New Zealand dairy farmers have set a new record for milk production, producing 1.95 billion kilograms of milksolids (MS) for the 2020-21 season.

The 2.7% lift in milksolids from the previous season was achieved from 4.9 million cows, a small 0.36% decrease from the 2019-20 year, according to the annual New Zealand Dairy Statistics report, released by DairyNZ and LIC.

DairyNZ chief executive Dr Tim Mackle says it is great to see a continuation of the ‘more milk from fewer cows’ trend because it shows a continuing focus on milking better cows and farming even more sustainably.

“Farmers are focused on developing more productive and efficient cows and farming systems, with a lighter environmental footprint. They want to retain our unique pasture-based farming system and remain world leading,” Mackle said.

Favourable weather conditions also contributed to good grass growth, while higher milk prices meant many farmers extended their milking season in 2020-21.

Per cow production also lifted from 385 to 397kg MS.

Herd numbers fell for the sixth year in a row, with 145 fewer than the previous season, totalling 11,034. The average herd size was 444, which was four cows higher than the previous season.

The percentage of cows mated to artificial breeding rose to 71.3% (up from 70.8% in 2019-20), and the number of cows herd tested is the highest on record (3.735 million cows, or 76.2%, of the national herd).

LIC acting chief executive David Hazlehurst says the greater uptake of herd improvement services demonstrates farmers’ intent and focus on producing the most sustainable and efficient animals.

“Mating season has always been an important time to get cows in-calf but now with a focus on cow quality over quantity, more farmers are investing in premium genetics to help ensure their next generation of replacements are more efficient than the last,” Hazlehurst said.
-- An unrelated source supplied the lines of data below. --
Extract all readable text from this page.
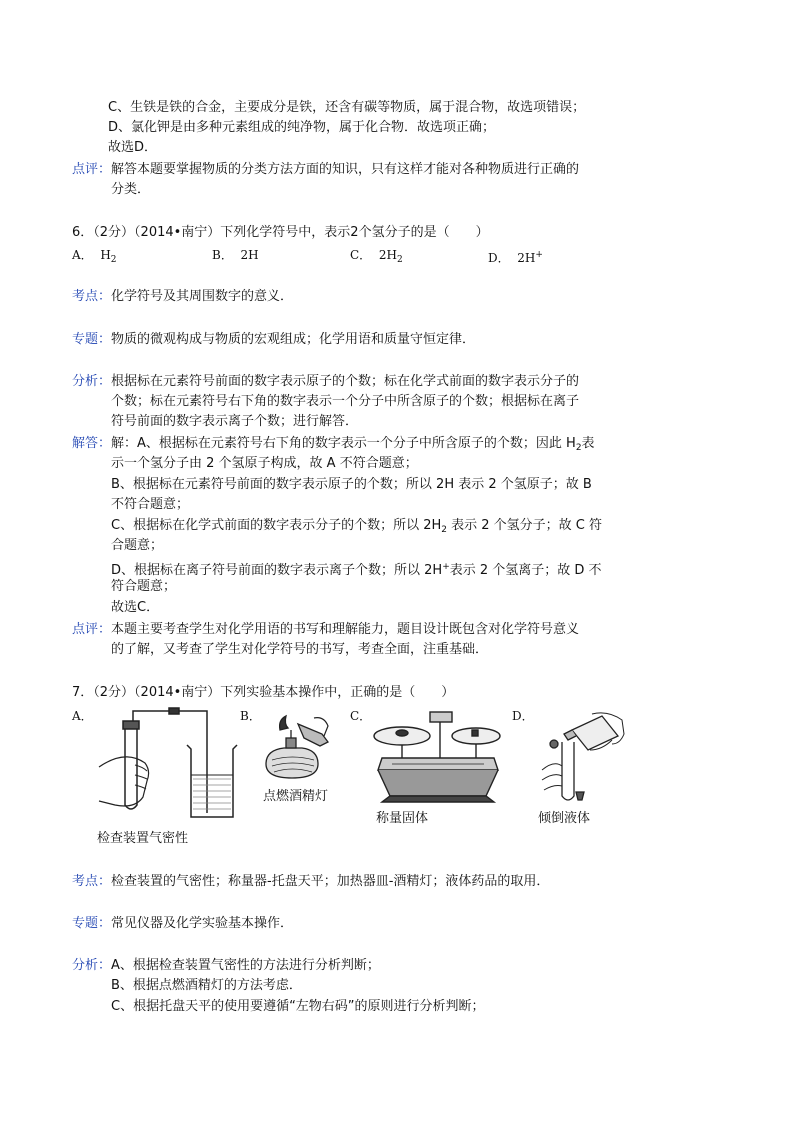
C、生铁是铁的合金，主要成分是铁，还含有碳等物质，属于混合物，故选项错误；
D、氯化钾是由多种元素组成的纯净物，属于化合物．故选项正确；
故选D．
点评： 解答本题要掌握物质的分类方法方面的知识，只有这样才能对各种物质进行正确的
分类．
6．（2分）（2014•南宁）下列化学符号中，表示2个氢分子的是（　　）
A． $H_2$	B． 2H	C． $2H_2$	D． 2H+
考点： 化学符号及其周围数字的意义．
专题： 物质的微观构成与物质的宏观组成；化学用语和质量守恒定律．
分析： 根据标在元素符号前面的数字表示原子的个数；标在化学式前面的数字表示分子的
个数；标在元素符号右下角的数字表示一个分子中所含原子的个数；根据标在离子
符号前面的数字表示离子个数；进行解答．
解答： 解：A、根据标在元素符号右下角的数字表示一个分子中所含原子的个数；因此 $H_2$表
示一个氢分子由 2 个氢原子构成，故 A 不符合题意；
B、根据标在元素符号前面的数字表示原子的个数；所以 2H 表示 2 个氢原子；故 B
不符合题意；
C、根据标在化学式前面的数字表示分子的个数；所以 $2H_2$ 表示 2 个氢分子；故 C 符
合题意；
D、根据标在离子符号前面的数字表示离子个数；所以 2H+表示 2 个氢离子；故 D 不
符合题意；
故选C．
点评： 本题主要考查学生对化学用语的书写和理解能力，题目设计既包含对化学符号意义
的了解，又考查了学生对化学符号的书写，考查全面，注重基础．
7．（2分）（2014•南宁）下列实验基本操作中，正确的是（　　）
A．	B．	C．	D．
检查装置气密性
点燃酒精灯
称量固体	倾倒液体
考点： 检查装置的气密性；称量器-托盘天平；加热器皿-酒精灯；液体药品的取用．
专题： 常见仪器及化学实验基本操作．
分析： A、根据检查装置气密性的方法进行分析判断；
B、根据点燃酒精灯的方法考虑．
C、根据托盘天平的使用要遵循“左物右码”的原则进行分析判断；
He says young, genomically-selected bulls and sexed semen, which generates female replacements from top cows, are examples of the high-impact tools farmers are adopting to increase the rate of genetic gain in their herds. 

“It’s really pleasing to see these stats provide farmers with reassurance that the tools they’re investing in to increase their herd’s production efficiency and reduce their farm’s environmental footprint are working. Increasing milksolids with a reduced cow population is an achievement the whole sector should be proud of,” he said.

Mackle says the report showed that despite a range of challenges such as the covid-19 pandemic and staff shortages, farmers are working hard to keep milk production flowing, benefitting the whole country.